やめてくれ、せっかくの美人が台無しだから……。
「あーあのさ、GWに旅行とかどう?」
「……」
絵里の動きが止まった。口の。
「あ、もちろん二人じゃないぞ! ほら、柊って知ってるだろ? アイツとその友達とかと一緒に……」
「あの、クソ女とか……」
そうだ、いま思い出した。何故かはわからんが、絵里は梨子を毛嫌いしている。
いや、絵里が他人を敵視する事自体はそう珍しくない、というかほぼ基本なのだが、どうも梨子に対するそれは中でも特別、格別の憎悪にも似た感情を秘めているような気がしてならない。梨子が目立つのが気に食わないのだろうか。
「……やっぱ駄目か?」
ま、最初からあんまり期待はしてなかったし……
「……行く」
「えっ、お、あ、行くの!?」
あまりの驚きに思わずア行をコンプリートしてしまうところだった。
「行く」
二度繰り返されることによって、絵里の言葉は何か有無を言わせぬ絶対的な物へと昇華する。
「行く」
更にもう一度念を押されて、俺は本当に何も絵里に言えなくなった。
コイツ……本気で行きたいんだな。
「あ、もう食べていいぞ」
そして俺の合図と共に絵里は再びパンに噛りつく。
頬に食べカスがついていることも教えてやろうと思ったが、どうせまたすぐに新たな欠片をひっつけるだけだろうから、全部食べ終えるまで黙って見ておくことにする。
絵里が来てくれるなら俺も助かる。梨子のクラスメイトに一人混じるってのも、どうも肩身が狭いからな。
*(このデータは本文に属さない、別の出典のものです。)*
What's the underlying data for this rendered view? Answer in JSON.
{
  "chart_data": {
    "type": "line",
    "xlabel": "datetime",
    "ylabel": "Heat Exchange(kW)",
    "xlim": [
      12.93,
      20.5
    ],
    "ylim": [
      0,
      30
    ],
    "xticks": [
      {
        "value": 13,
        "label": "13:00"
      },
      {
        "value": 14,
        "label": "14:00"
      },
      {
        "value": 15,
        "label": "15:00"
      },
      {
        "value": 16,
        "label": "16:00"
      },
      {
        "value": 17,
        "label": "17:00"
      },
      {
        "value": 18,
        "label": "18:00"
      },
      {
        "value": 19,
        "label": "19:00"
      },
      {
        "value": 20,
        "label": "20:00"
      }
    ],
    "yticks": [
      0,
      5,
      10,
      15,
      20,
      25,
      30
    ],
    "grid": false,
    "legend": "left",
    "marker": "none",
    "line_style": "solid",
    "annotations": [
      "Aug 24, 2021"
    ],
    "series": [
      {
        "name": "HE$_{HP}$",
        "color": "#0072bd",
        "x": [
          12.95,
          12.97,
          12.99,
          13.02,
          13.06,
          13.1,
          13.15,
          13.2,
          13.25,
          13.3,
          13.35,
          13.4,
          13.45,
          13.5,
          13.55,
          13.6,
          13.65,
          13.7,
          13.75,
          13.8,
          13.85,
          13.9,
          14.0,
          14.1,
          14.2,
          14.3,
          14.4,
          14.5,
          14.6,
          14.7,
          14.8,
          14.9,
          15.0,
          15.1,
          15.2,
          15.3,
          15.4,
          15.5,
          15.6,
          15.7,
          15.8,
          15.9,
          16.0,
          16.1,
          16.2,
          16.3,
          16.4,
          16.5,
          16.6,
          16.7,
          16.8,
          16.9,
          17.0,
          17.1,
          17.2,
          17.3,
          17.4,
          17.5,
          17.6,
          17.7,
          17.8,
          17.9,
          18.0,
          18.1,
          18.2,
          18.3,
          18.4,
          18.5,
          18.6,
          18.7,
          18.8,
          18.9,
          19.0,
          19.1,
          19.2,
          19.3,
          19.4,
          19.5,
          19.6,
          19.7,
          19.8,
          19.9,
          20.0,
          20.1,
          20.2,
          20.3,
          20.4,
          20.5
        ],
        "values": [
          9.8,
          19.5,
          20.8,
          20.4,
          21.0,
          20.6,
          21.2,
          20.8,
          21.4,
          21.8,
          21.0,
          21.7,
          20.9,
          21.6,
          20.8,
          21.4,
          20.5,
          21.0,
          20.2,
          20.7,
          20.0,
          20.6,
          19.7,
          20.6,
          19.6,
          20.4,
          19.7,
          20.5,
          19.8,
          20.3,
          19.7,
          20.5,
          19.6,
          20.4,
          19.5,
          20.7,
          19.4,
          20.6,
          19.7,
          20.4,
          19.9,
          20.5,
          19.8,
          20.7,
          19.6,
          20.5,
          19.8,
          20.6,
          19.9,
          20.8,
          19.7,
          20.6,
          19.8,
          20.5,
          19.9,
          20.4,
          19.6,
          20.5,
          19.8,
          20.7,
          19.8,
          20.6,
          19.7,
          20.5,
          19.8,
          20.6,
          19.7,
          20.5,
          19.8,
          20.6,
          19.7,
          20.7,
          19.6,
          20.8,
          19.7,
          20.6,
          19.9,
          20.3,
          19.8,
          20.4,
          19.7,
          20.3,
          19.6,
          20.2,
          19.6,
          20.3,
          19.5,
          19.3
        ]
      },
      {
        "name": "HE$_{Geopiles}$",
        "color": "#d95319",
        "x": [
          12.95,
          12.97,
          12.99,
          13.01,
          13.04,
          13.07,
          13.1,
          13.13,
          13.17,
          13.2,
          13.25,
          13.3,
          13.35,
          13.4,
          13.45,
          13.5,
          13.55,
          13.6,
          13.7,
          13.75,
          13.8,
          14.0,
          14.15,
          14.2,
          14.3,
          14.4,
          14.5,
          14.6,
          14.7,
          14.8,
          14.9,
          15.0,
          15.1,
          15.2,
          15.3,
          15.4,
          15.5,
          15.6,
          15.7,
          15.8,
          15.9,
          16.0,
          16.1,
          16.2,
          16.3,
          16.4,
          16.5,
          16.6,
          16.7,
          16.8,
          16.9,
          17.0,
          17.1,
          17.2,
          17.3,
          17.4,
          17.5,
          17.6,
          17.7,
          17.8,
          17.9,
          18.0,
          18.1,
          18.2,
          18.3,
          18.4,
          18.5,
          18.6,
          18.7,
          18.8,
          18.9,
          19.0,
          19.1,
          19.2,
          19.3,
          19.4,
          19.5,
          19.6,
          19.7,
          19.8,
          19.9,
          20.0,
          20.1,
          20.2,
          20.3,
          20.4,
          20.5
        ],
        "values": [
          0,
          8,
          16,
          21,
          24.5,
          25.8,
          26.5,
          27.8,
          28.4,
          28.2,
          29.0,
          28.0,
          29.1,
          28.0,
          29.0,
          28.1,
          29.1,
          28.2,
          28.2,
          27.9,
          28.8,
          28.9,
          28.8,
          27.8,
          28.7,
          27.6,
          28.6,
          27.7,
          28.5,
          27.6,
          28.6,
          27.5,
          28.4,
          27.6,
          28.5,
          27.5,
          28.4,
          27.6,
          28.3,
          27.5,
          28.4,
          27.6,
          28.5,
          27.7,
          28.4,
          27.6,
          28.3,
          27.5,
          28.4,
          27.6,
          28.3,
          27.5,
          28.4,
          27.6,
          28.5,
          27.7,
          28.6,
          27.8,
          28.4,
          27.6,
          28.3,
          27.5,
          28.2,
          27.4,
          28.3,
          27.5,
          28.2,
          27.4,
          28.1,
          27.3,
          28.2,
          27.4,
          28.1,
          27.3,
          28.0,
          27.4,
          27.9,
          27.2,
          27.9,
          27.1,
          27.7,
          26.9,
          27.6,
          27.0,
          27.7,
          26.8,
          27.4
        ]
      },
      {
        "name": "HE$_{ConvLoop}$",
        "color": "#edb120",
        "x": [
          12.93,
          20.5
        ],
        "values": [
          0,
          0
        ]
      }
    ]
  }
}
これは絵里にとっても友人が増える良い機会ではないだろうか? 梨子と仲良くなるのは無理にしても、その友達とならもしかしたら上手くやっていけるかもしれない。
しかし、こうなるとボンも誘わないとな……
俺は放課後ボンに同じ話を持ちかけた。
もちろんボンはすぐにその話に飛びつき、まだ説明を終わらない内から「行きます! 行きます!」と目を輝かせて参加表明をしてきた。
これで七人か……男三に女四ってまだ少しバランスが悪い気もするが、まあそこは別に合コンとかする訳でも無いし気にしないでおこう。
そんな感じで俺達は一泊二日のGW旅行に行くことになった。